In practice, however, we have encountered further complications on multiple levels, as summarized in the following maze of a flowchart in the slide “How to Send Money to a Detainee: Reality.”
Starting at the most basic level: the e-payment system is not actually a compulsory standard that every prison is expected to have. Some places, like Chonburi Women’s Correctional Institution, still do not have it as an option today. Once we reread the 2020 Rule of the Royal Department of Corrections Regarding the Receiving of Deposits for Detainees in Prisons at the passage “prisons can deputize a commercial bank to run [the system] instead,” we realize—can = may = don’t have to.
Having the e-payment system set up doesn’t guarantee speedy efficiency and no discrimination, however, when everything is still up to discretion. That is to say, prison officials have the discretionary power to reject an application to make a Deposit Card for a multitude of reasons, from the applicant not being on the approved visitor list, the applicant who’s on the list not being related to the detainee by blood, the applicant who’s on the list not having a marriage certificate as proof of relation, to detainee-related reasons like the detainee not having been in prison for a full month, the detainee’s case not having concluded, et cetera. This way, many a trip to prison were for naught. The sender had to deposit cash in prison for that installment and fill out documents to send to the Fund who would reimburse the deposit plus travel expenses. Or on occasion, while waiting for a Deposit Card application to be approved, we had to fall back on the detainee’s lawyer to make cash deposits for us.
If one cannot make online deposits nor travel to make cash deposits, the only option left is to send a money order to prison via the post office. The same document from the Royal Department of Corrections specifies, “Upon receiving a money order, an official shall register its receipt and then go collect the money without delay within 7 business days.” However, in practice the sender still had to keep making phone calls to prison to check if the money has reached its destination. Prison clerks usually explained that they had to wait for money orders to “collect” before going to the post office to cash them all at once. Each waiting cycle may take two weeks or however much the case may be. In one case we encountered, it took 20 days from the sending date for the money to finally be put on the detainee’s books.
Now, the most astonishing of setbacks: all the proofs of identity and relation, all the copies of house registration books, national IDs, bank account passbooks, all the contact information the prison required for the sake of you becoming eligible for visiting or sending money to a detainee, will mean absolutely nothing the moment the detainee is moved to another prison. The entire maze resets. What’s most incomprehensible is that the contact information provided was never actually used to notify the detainee’s family of the move. Post-move deposits (and even commissary food or commodity purchases made by family via prison website) were still processed even though the recipient’s body was no longer there. Getting “lost” deposits back depends on the case. If the transfer was made before the detainee’s old account closed, the original prison may have already transferred it to the new prison. But if the old account had shut down by the time of transfer, the sender must investigate where the money is. The answer from prison varied from returned to the sender, returned to the bank account of the Deposit Card holder, forwarded to the new prison, to stuck in the bank branch where the original prison has an account, please contact the bank branch yourself.

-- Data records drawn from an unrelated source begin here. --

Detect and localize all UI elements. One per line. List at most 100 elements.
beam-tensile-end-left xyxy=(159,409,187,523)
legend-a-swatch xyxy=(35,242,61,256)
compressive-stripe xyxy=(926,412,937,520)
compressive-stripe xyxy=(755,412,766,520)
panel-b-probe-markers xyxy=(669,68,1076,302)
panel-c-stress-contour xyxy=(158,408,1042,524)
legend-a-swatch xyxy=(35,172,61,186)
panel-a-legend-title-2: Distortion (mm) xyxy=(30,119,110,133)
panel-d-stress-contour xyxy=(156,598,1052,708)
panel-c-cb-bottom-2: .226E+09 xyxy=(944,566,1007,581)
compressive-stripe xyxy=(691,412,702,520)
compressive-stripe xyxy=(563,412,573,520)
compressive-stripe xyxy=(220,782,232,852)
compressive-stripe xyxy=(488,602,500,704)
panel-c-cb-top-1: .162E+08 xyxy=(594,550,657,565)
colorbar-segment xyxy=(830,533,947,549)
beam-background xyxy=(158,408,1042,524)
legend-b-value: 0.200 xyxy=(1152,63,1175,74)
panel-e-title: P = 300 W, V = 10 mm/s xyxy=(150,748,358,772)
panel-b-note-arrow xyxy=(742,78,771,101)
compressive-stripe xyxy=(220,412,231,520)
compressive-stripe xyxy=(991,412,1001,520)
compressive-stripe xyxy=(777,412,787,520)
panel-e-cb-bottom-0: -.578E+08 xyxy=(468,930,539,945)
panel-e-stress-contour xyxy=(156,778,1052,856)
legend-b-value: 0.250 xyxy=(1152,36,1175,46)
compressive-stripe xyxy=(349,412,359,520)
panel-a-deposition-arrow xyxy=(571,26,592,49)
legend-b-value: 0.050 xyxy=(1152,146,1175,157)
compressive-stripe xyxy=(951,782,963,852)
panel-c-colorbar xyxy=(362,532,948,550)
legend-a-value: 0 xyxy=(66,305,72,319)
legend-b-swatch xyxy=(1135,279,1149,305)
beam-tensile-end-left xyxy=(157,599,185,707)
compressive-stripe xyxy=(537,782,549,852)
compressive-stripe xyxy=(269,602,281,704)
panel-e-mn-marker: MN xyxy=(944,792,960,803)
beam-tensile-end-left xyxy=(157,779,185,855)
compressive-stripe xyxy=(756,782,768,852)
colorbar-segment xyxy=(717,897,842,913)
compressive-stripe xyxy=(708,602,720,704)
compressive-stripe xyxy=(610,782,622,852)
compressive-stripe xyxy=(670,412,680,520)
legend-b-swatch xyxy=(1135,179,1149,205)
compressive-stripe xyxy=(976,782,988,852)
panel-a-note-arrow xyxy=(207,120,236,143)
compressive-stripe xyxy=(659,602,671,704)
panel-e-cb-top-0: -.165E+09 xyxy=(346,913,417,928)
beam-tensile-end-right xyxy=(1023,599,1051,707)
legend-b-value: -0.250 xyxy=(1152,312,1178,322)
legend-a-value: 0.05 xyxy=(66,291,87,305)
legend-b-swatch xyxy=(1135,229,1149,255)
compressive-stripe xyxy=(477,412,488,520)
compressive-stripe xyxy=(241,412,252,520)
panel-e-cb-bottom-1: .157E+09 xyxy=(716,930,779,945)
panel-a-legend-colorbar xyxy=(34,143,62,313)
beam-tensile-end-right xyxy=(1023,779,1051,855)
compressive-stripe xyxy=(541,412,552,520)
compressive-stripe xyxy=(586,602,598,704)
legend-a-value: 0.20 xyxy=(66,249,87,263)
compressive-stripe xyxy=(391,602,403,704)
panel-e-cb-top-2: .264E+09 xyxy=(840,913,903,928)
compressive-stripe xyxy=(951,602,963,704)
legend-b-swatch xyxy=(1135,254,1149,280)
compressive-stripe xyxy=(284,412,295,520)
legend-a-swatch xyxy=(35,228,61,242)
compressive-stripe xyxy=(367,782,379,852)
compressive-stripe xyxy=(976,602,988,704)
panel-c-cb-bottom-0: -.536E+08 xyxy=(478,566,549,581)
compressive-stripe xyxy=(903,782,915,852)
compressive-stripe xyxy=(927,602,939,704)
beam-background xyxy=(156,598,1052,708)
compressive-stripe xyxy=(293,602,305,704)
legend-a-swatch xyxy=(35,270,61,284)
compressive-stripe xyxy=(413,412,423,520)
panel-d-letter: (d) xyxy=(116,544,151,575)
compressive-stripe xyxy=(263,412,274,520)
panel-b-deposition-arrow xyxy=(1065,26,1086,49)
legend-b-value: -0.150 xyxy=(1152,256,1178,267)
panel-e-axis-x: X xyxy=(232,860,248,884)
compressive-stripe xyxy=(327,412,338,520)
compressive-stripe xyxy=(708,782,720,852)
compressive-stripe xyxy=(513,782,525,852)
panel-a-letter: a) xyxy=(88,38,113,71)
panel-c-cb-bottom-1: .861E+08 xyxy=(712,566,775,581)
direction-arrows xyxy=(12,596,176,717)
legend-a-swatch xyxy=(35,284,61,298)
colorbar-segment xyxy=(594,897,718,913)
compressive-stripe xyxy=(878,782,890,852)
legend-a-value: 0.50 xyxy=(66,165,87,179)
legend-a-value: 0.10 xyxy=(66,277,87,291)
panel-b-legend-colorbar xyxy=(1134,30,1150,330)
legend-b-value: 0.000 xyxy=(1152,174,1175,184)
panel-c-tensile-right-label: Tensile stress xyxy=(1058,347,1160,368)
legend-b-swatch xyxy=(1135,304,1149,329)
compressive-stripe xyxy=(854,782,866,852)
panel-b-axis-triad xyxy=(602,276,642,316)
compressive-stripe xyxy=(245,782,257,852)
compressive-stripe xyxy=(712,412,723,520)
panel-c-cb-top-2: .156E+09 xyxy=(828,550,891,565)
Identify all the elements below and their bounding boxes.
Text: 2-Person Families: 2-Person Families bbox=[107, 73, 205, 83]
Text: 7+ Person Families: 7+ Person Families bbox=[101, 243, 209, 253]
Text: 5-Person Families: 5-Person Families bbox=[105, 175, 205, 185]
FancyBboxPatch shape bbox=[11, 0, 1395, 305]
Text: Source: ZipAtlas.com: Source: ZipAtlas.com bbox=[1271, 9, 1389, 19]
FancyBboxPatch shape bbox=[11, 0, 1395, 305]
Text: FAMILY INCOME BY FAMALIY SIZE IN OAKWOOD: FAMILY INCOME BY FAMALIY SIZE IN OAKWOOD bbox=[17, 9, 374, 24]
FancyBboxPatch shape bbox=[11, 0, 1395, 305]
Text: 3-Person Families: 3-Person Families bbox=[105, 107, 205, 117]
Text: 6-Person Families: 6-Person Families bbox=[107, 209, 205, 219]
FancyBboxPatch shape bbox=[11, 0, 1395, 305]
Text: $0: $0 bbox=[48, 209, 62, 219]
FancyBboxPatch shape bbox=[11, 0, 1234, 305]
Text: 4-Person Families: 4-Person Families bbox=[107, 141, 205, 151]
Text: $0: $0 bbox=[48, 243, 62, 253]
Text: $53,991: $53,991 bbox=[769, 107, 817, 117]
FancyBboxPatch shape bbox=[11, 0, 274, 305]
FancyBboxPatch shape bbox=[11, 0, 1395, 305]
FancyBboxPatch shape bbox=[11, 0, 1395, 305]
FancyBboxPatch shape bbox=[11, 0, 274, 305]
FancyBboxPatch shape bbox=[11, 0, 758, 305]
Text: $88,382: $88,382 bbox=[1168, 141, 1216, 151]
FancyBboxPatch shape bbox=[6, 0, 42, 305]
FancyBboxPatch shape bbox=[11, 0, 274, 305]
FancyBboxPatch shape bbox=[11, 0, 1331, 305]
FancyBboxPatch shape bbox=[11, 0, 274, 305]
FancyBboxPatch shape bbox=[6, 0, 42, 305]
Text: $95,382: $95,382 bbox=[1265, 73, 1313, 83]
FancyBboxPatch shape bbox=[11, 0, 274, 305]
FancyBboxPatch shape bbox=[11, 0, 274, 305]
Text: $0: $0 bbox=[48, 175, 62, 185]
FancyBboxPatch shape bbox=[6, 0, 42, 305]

The only official rationale we can find for these clerical convolutions that stem from political conditions after the coup ten years ago is a clause the 2012 regulation that says “for the benefit of prison security or control.” It is unclear what the clause means, but it clearly hints at the lack of awareness of the reality of most Thai citizens, same as the vast majority of detainees and their families: most have low income, don’t have stable jobs, don’t have perfect families whether in papers or in pictures, hail from out of town, et cetera. It is unclear also how this regulation benefits the rehabilitation of detainees for their successful return to society, but it clearly subjects their families to an obstacle course that feels like a trial by fire as if they were also objects of punishment on the other side of the bars.